IAP Team: Graduate Students
Carrie DePasquale is a Ph.D. student in the Developmental Psychology program at the University of Minnesota’s Institute of Child Development studying the affect of early life adversity on stress- and emotion-regulation. She has been working with the International Adoption Project since 2015. Her interests are mainly in how early life stressors can impact physiological and behavioral development, and how we can intervene to promote healthy development in at-risk populations. Currently, she is involved in the Transition into the Family study examining cortisol regulation and peer relations across childhood in internationally adopted children. Carrie received her B.S. in Neuroscience at the University of Delaware in 2015.

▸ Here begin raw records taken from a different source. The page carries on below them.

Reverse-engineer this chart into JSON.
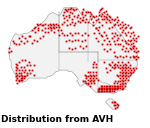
{
  "title": "Distribution from AVH",
  "title_fontsize": 6.5,
  "dot_color": "#cc0000",
  "dot_size": 1.5,
  "map_outline_color": "#999999",
  "map_fill_color": "#f2f2f2",
  "background_color": "#ffffff",
  "figsize": [
    1.5,
    1.28
  ],
  "dpi": 100,
  "lon_min": 113.0,
  "lon_max": 154.0,
  "lat_min": -44.0,
  "lat_max": -10.0
}
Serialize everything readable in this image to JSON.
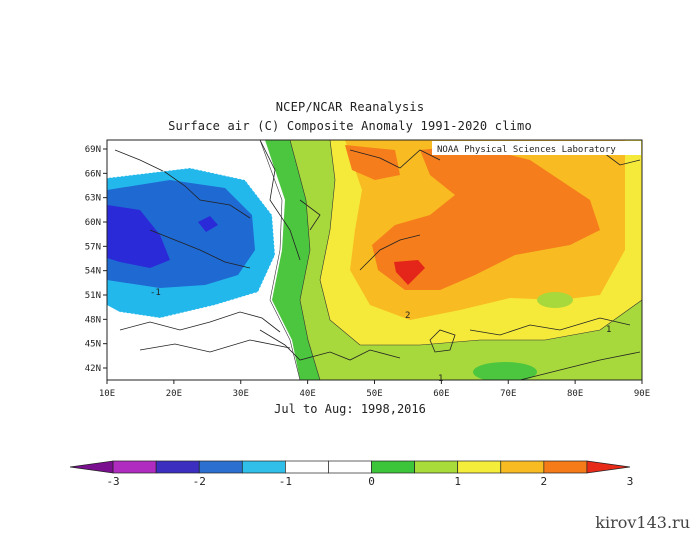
{
  "title": "NCEP/NCAR Reanalysis",
  "subtitle": "Surface air (C) Composite Anomaly 1991-2020 climo",
  "period": "Jul to Aug: 1998,2016",
  "attribution": "NOAA Physical Sciences Laboratory",
  "watermark": "kirov143.ru",
  "map": {
    "lon_ticks": [
      "10E",
      "20E",
      "30E",
      "40E",
      "50E",
      "60E",
      "70E",
      "80E",
      "90E"
    ],
    "lat_ticks": [
      "69N",
      "66N",
      "63N",
      "60N",
      "57N",
      "54N",
      "51N",
      "48N",
      "45N",
      "42N"
    ],
    "contour_labels": [
      "-1",
      "2",
      "1",
      "1"
    ]
  },
  "colorbar": {
    "labels": [
      "-3",
      "-2",
      "-1",
      "0",
      "1",
      "2",
      "3"
    ],
    "colors": [
      "#7a0f8f",
      "#b02cc0",
      "#3c2fc0",
      "#2b6fd0",
      "#2fbfe8",
      "#ffffff",
      "#ffffff",
      "#3cc43a",
      "#a8dc3a",
      "#f4ee3a",
      "#f8bc22",
      "#f57a18",
      "#e82a18"
    ]
  },
  "colors": {
    "deep_blue": "#2a2ad8",
    "blue": "#1f69d2",
    "light_blue": "#23b8ec",
    "green": "#4cc63f",
    "yellow_green": "#a8d93c",
    "yellow": "#f5ea3a",
    "light_orange": "#f8bb22",
    "orange": "#f57d1c",
    "red": "#e4261a"
  }
}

Colleen Doyle is a Ph.D. student in the Developmental Psychopathology and Clinical Science Program at the University of Minnesota’s Institute of Child Development. She has been working with the International Adoption Project since 2012. Her research interests focus on stress reactivity and how early experiences and environmental influences “get under the skin.” Colleen is also interested in how individual differences can be used to distinguish children who might benefit more from one intervention relative to another. Currently, she is involved in a Gunnar Lab project examining puberty as a possible period of heightened neural plasticity that may open a window of opportunity to recalibrate the stress system. Colleen received her BA from the University of Chicago in 2007, and, before switching careers, earned an MFA in poetry from Boston University.
Brie M. Reid is a National Science Foundation Graduate Fellow pursuing a Ph.D. in Child Development in the Institute of Child Development with a specialization in stress, epidemiology and nutrition. She holds an M.A. in Environmental Psychology and Design with a concentration in Global Health and Human Development from Cornell University and a B.A. from Cornell University. She is interested in the intersection of stress physiology and maternal and child health in contexts of risk. More specifically, her work examines the causes and consequences of malnutrition through the lens of stress physiology in children in the United States and internationally. While her past projects focused on health interventions for infants in sub-Saharan Africa, her current projects revolve around the impact of early adversity and growth stunting on children's growth, mental health, stress physiology, and immune system functioning.